Gesunder Menschenverstand

Jedes banale Alltagsdetail zum Problem machen ist die Zivilisationskrankheit unserer Zeit. Unsere Autorin empfiehlt: auf den gesunden Menschenverstand hören.

Veröffentlicht am 05.07.2017
Frau kramt in Handtasche.


Neulich erreichte mich die Pressemitteilung einer Krankenversicherung. Darin wurde behauptet, dass Frauen durchschnittlich 76 Tage ihres Lebens damit zubrächten, in ihren Handtaschen zu kramen, dass dies Stress verursache und langfristig krank machen könne. Infarkt und Magengeschwüre seien die Folge.

Ich habe ganz kurzfristig einen Wutanfall bekommen – eindeutig Stress. Meine Symptome: Bluthochdruck, Schnappatmung, Würgereflex – und das ganz ohne Zuhilfenahme einer Handtasche. Was mich an solchen Meldungen aufregt, sind gleich mehrere Dinge: zunächst natürlich der frauenverachtende und frauenverarschende Flachsinn, der da verbreitet wird. Irgendeine „Studie“ (Umfrage unter fünf Freundinnen) hat „ergeben“ (Pi mal Daumen), irgendein „Experte“ wird zitiert (ein befreundeter Kardiologe, der sich Werbung für seine Privatklinik erhofft), und schon wurde eine neue Dosis belanglosen Blödkrams in die Welt gepustet. 

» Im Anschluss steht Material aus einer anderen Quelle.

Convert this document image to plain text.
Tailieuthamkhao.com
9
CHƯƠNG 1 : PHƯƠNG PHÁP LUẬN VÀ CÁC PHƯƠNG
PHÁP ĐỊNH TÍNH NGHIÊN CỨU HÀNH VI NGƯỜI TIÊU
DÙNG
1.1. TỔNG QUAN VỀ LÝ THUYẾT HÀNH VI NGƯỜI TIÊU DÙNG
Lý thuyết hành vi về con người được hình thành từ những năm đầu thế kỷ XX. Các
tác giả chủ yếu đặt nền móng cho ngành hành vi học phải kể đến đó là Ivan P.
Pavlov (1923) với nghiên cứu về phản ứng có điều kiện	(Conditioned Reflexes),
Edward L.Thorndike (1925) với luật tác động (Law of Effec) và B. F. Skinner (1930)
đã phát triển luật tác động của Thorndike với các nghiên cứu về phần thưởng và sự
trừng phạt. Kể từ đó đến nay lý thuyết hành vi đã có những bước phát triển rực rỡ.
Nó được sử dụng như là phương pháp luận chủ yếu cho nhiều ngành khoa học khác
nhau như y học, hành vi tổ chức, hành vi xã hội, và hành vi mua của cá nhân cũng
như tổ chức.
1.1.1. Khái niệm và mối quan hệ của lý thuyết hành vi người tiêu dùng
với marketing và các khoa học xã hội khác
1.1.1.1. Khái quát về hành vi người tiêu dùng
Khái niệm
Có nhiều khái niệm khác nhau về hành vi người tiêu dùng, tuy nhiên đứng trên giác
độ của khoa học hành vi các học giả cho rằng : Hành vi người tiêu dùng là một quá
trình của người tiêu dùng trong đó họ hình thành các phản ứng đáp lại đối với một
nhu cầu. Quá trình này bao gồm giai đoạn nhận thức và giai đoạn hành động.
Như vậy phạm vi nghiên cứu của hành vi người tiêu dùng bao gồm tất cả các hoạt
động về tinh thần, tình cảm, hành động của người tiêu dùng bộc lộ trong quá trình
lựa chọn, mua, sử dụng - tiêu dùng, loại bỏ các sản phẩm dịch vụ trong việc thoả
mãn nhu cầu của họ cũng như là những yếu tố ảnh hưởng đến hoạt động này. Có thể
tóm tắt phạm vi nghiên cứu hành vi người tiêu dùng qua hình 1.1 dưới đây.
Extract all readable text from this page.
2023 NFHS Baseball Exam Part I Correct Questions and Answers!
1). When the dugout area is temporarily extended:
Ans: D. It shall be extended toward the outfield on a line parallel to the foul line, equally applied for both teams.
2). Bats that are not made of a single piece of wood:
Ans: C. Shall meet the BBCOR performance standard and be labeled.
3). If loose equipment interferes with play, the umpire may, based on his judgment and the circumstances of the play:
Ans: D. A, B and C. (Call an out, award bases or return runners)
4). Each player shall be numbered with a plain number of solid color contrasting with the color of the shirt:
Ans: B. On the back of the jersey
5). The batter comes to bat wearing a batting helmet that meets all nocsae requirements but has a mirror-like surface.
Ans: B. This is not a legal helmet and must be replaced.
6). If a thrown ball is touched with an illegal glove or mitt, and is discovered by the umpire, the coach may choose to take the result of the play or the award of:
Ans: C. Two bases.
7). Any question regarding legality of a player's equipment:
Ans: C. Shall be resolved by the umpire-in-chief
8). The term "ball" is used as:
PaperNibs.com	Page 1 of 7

Das wäre ja noch zu verkraften, weil es eh meist in der großen Firewall hängen bleibt, die jeder normale Mensch im Lauf seines Lebens hoch und immer höher baut, um sich gegen Nichtigkeiten aller Art zu schützen. Die ungeheure Verschwendung von Zeit und Energie, die dafür draufgeht, Spreu vom Weizen zu trennen und Bullshit von Beachtenswertem (das oft genug im Dauerkrieg um die Aufmerksamkeit auf der Strecke bleibt) – schlimm genug. 

Das Gefühl, sich ständig nur noch gegen alles Mögliche zur Wehr setzen, sich die Welt vom Hals halten zu müssen, um nicht durchzudrehen, macht mittelfristig marode und langfristig taub. Die leisen, klugen, simplen Wahrheiten gehen im Getöse unter, das Wichtige gerät außer Sicht. Allein das könnte mich schon tagelang wüten lassen. Doch dass mittlerweile jedes banale Alltagsdetail sofort zum Problem hochgepeitscht und zur psychischen, wenn nicht physischen Gefahr pathologisiert wird, ist die wahre Zivilisationskrankheit unserer Tage. Stets werden aus Mücken wild gewordene, lebensbedrohliche Elefanten gemacht, die Alarmanlage ist im Dauerbetrieb, die Sirenen kommen gar nicht mehr zum Stillstand. In Handtaschen kramen macht Herzinfarkt! Zu alte Mascara kann verheerende Infektionen auslösen! Herrgott noch mal, ein Wunder, dass wir alle älter als 30 werden.

Traurige Wahrheit: Vor allem Frauen sind für solche Meldungen empfänglich. Vielleicht liegt es an ihrer erhöhten Aufnahmekapazität, dass sie viele leere Info-Kalorien aufnehmen und sich von Nebensächlichem aufhalten lassen. Im Amerikanischen heißt es Don’t sweat the small stuff, müh dich nicht mit Kleinkram ab. Aber oft ist es bequemer, sich dem Irrelevanten zu widmen, als die entscheidenden Fragen anzugehen: Was will ich, was macht mich glücklich, wie soll mein Leben aussehen, will ich wirklich diesen Job und wirklich diesen Mann? Also reden wir die großen Sachen klein und die kleinen Sachen groß. Und ein weiterer Tag geht ins Land, an dem wir uns wieder mal mit Mücken aufgehalten haben, statt den Elefanten zu reiten. Und das macht mir wirklich Magengeschwüre.